Recently, Open mHealth has invested more in community-building. This included their blog (where the "making life easier for engineers" outlook is obvious), creating MeetUps that currently have over 700 members worldwide, holding its first summit that maxed out with 120 attendees, and hosting clinical measures groups where the organization can present their schemas and get feedback. The organization plans to do more online and offline community engagement on different continents.
At the same time, Open mHealth has built an organization to conduct training and consulting around their work. Because this could become a distraction and take attention away from their core open source mission, they are exploring a new company that would handle these types of contracts.
Why did tranSMART and Open mHealth find a firm grounding, with an active community and adequate funding, while OHT floundered for years? Part of it was planning and timing; the leaders of the tranSMART Foundation and Open mHealth managed to intuit what their potential communities wanted and how to stay on track. But we also have to examine the different cultures they occupied: biomedicine and consumer fitness versus health care providers.
Biomedical researchers and companies are natural risk takers. They envision massive, disruptive changes from things such as genetic research. One out a hundred companies may succeed, but the success stories will be big ones, as suggested by Barry Werth's 1995 book, The Billion-Dollar Molecule. Consumer fitness is also a fast-growing market with great promise, where the participants know they are at the very outset of an adventure.
In contrast, health care providers have developed a culture of caution derived from decades of negative lessons.
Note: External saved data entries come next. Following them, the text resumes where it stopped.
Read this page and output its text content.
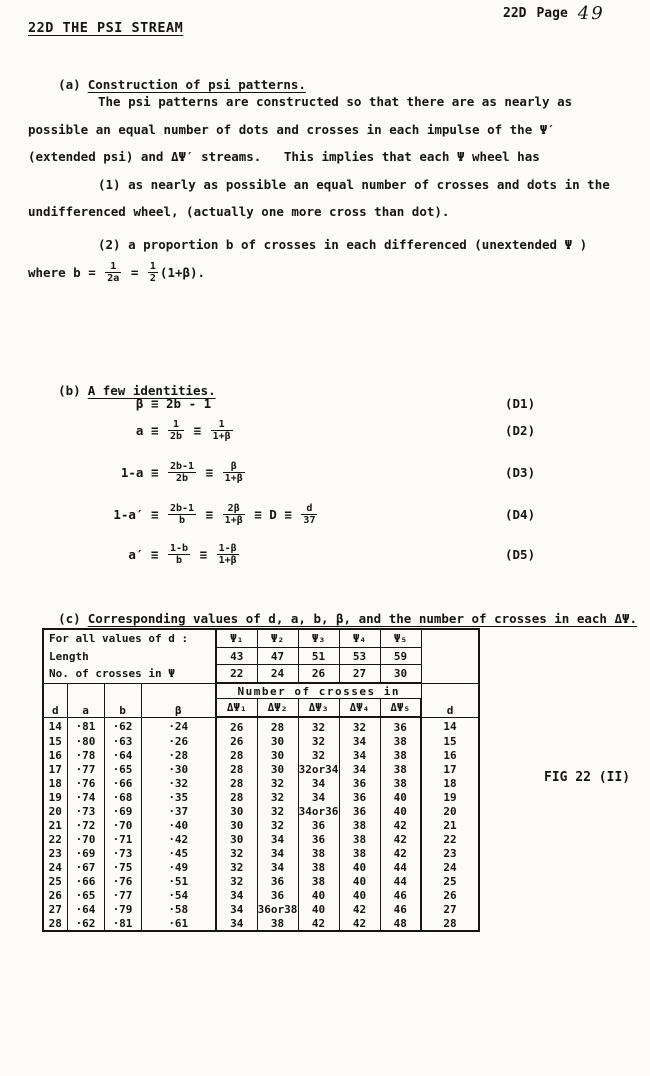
22D Page 49
22D THE PSI STREAM

(a) Construction of psi patterns.

The psi patterns are constructed so that there are as nearly as
possible an equal number of dots and crosses in each impulse of the Ψ′
(extended psi) and ΔΨ′ streams.   This implies that each Ψ wheel has
(1) as nearly as possible an equal number of crosses and dots in the
undifferenced wheel, (actually one more cross than dot).
(2) a proportion b of crosses in each differenced (unextended Ψ )
where $b = \frac{1}{2a} = \frac{1}{2} (1+\beta)$.

(b) A few identities.

β ≡ 2b - 1	(D1)
$a \equiv \frac{1}{2b} \equiv \frac{1}{1+\beta}$	(D2)
$1-a \equiv \frac{2b-1}{2b} \equiv \frac{\beta}{1+\beta}$	(D3)
$1-a' \equiv \frac{2b-1}{b} \equiv \frac{2\beta}{1+\beta} \equiv D \equiv \frac{d}{37}$	(D4)
$a' \equiv \frac{1-b}{b} \equiv \frac{1-\beta}{1+\beta}$	(D5)

(c) Corresponding values of d, a, b, β, and the number of crosses in each ΔΨ.

For all values of d :				Ψ₁	Ψ₂	Ψ₃	Ψ₄	Ψ₅	
Length				43	47	51	53	59	
No. of crosses in Ψ				22	24	26	27	30	
d	a	b	β	Number of crosses in					d
				ΔΨ₁	ΔΨ₂	ΔΨ₃	ΔΨ₄	ΔΨ₅	
14	·81	·62	·24	26	28	32	32	36	14
15	·80	·63	·26	26	30	32	34	38	15
16	·78	·64	·28	28	30	32	34	38	16
17	·77	·65	·30	28	30	32or34	34	38	17
18	·76	·66	·32	28	32	34	36	38	18
19	·74	·68	·35	28	32	34	36	40	19
20	·73	·69	·37	30	32	34or36	36	40	20
21	·72	·70	·40	30	32	36	38	42	21
22	·70	·71	·42	30	34	36	38	42	22
23	·69	·73	·45	32	34	38	38	42	23
24	·67	·75	·49	32	34	38	40	44	24
25	·66	·76	·51	32	36	38	40	44	25
26	·65	·77	·54	34	36	40	40	46	26
27	·64	·79	·58	34	36or38	40	42	46	27
28	·62	·81	·61	34	38	42	42	48	28
FIG 22 (II)
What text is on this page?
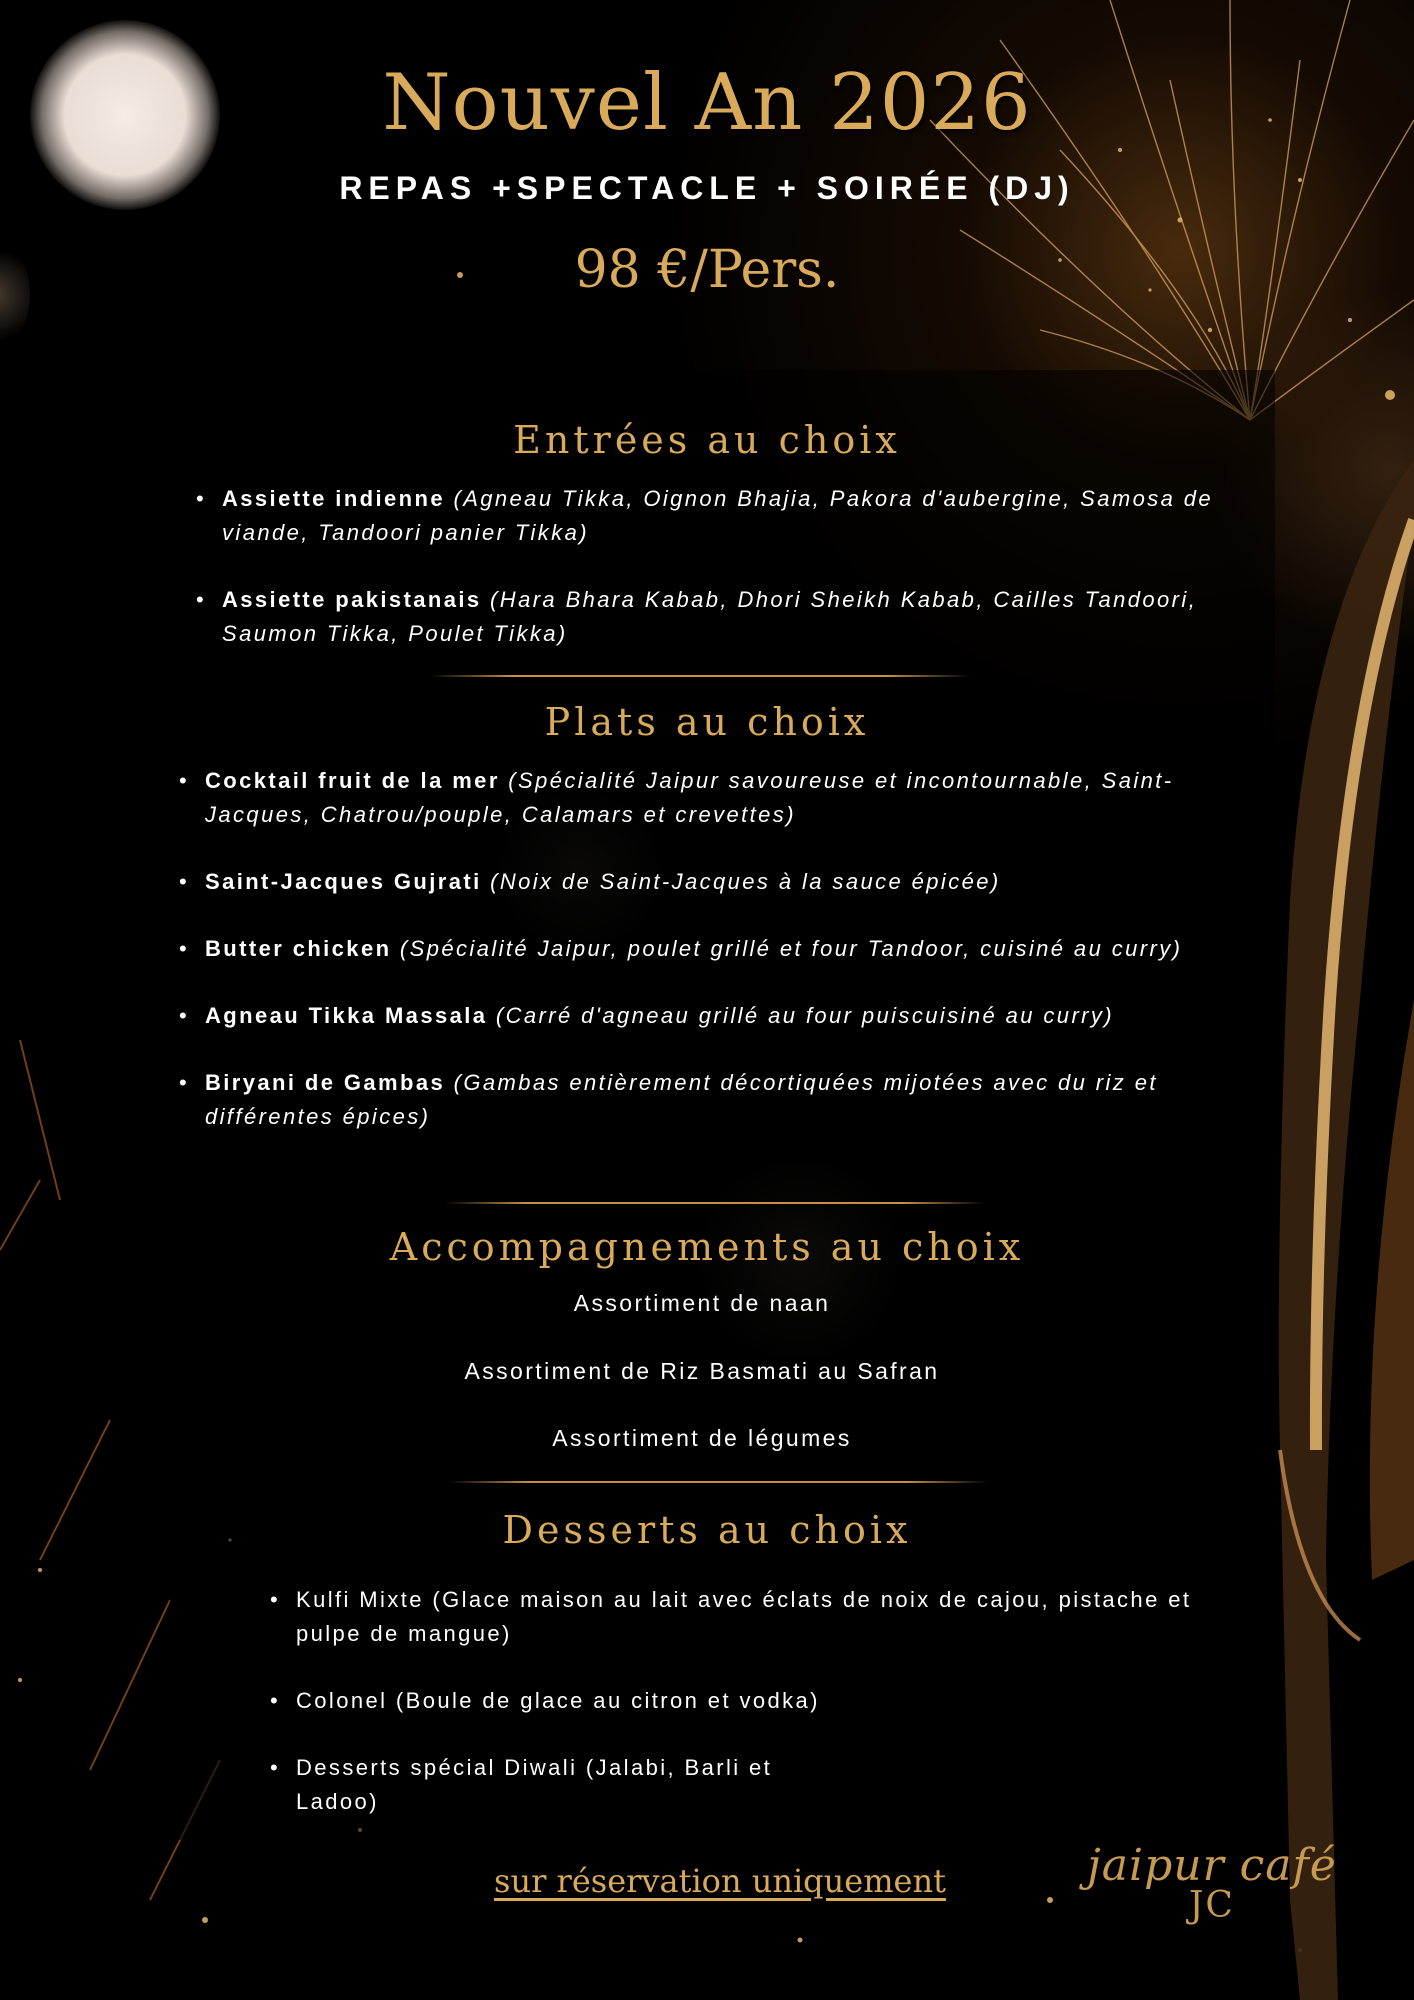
Nouvel An 2026
REPAS +SPECTACLE + SOIRÉE (DJ)
98 €/Pers.
Entrées au choix
• Assiette indienne (Agneau Tikka, Oignon Bhajia, Pakora d'aubergine, Samosa de viande, Tandoori panier Tikka)
• Assiette pakistanais (Hara Bhara Kabab, Dhori Sheikh Kabab, Cailles Tandoori, Saumon Tikka, Poulet Tikka)
Plats au choix
• Cocktail fruit de la mer (Spécialité Jaipur savoureuse et incontournable, Saint-Jacques, Chatrou/pouple, Calamars et crevettes)
• Saint-Jacques Gujrati (Noix de Saint-Jacques à la sauce épicée)
• Butter chicken (Spécialité Jaipur, poulet grillé et four Tandoor, cuisiné au curry)
• Agneau Tikka Massala (Carré d'agneau grillé au four puiscuisiné au curry)
• Biryani de Gambas (Gambas entièrement décortiquées mijotées avec du riz et différentes épices)
Accompagnements au choix
Assortiment de naan
Assortiment de Riz Basmati au Safran
Assortiment de légumes
Desserts au choix
• Kulfi Mixte (Glace maison au lait avec éclats de noix de cajou, pistache et pulpe de mangue)
• Colonel (Boule de glace au citron et vodka)
• Desserts spécial Diwali (Jalabi, Barli et Ladoo)
sur réservation uniquement	jaipur café
JC
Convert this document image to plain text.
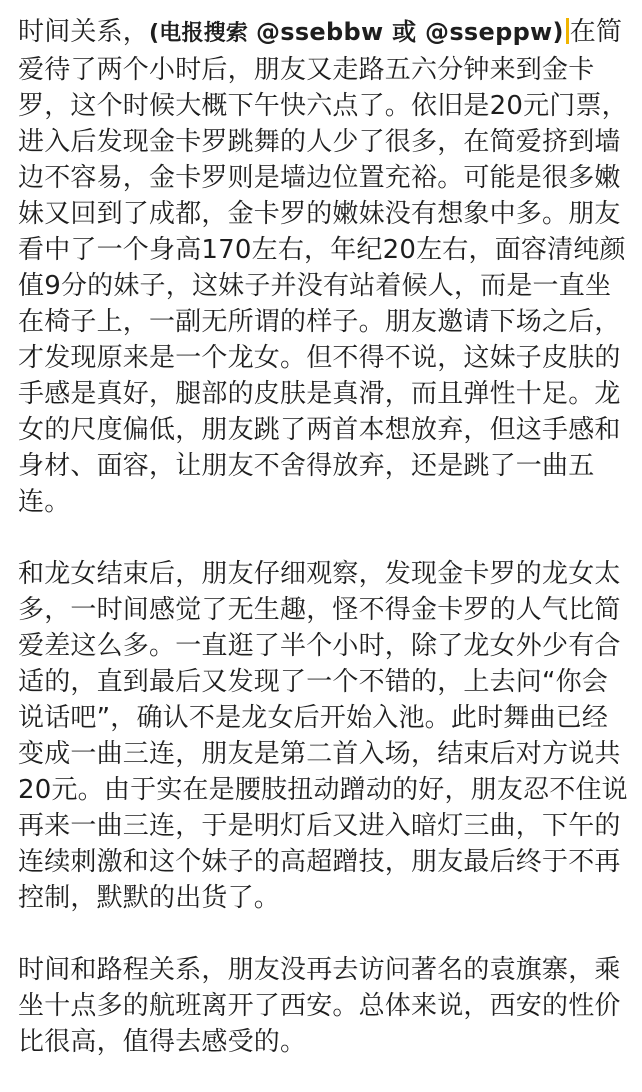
时间关系，(电报搜索 @ssebbw 或 @sseppw) 在简爱待了两个小时后，朋友又走路五六分钟来到金卡罗，这个时候大概下午快六点了。依旧是20元门票，进入后发现金卡罗跳舞的人少了很多，在简爱挤到墙边不容易，金卡罗则是墙边位置充裕。可能是很多嫩妹又回到了成都，金卡罗的嫩妹没有想象中多。朋友看中了一个身高170左右，年纪20左右，面容清纯颜值9分的妹子，这妹子并没有站着候人，而是一直坐在椅子上，一副无所谓的样子。朋友邀请下场之后，才发现原来是一个龙女。但不得不说，这妹子皮肤的手感是真好，腿部的皮肤是真滑，而且弹性十足。龙女的尺度偏低，朋友跳了两首本想放弃，但这手感和身材、面容，让朋友不舍得放弃，还是跳了一曲五连。

和龙女结束后，朋友仔细观察，发现金卡罗的龙女太多，一时间感觉了无生趣，怪不得金卡罗的人气比简爱差这么多。一直逛了半个小时，除了龙女外少有合适的，直到最后又发现了一个不错的，上去问“你会说话吧”，确认不是龙女后开始入池。此时舞曲已经变成一曲三连，朋友是第二首入场，结束后对方说共20元。由于实在是腰肢扭动蹭动的好，朋友忍不住说再来一曲三连，于是明灯后又进入暗灯三曲，下午的连续刺激和这个妹子的高超蹭技，朋友最后终于不再控制，默默的出货了。

时间和路程关系，朋友没再去访问著名的袁旗寨，乘坐十点多的航班离开了西安。总体来说，西安的性价比很高，值得去感受的。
Conservative procedures, followed compulsively, prevent errors in patient care. Innovations should also be eyed cautiously, as shown by Otis Brawley in How We Do Harm when he retells the history of eagerly adopted treatments that turned out disastrous. When this caution extends to information technology, however, a lot of useful innovations get passed by.
I can also speculate, hearing of the attempts by various organizations to co-opt OHT in its early years, that the health care industry didn't appreciate the multiplicative effects of open source development and just didn't "get it" in general when it came to collaboration as an driver for innovation.
In a situation like this, the core open source value of forming communities is crucial, and both organizations understand that. Elliston says "The Art of Community is our Bible." (It so happens that I edited that book.) Software, funding, and community are the three legs supporting the open source stool. Over time we will see the particular ways tranSMART, Open mHealth, and Open Health Tools strengthen each leg.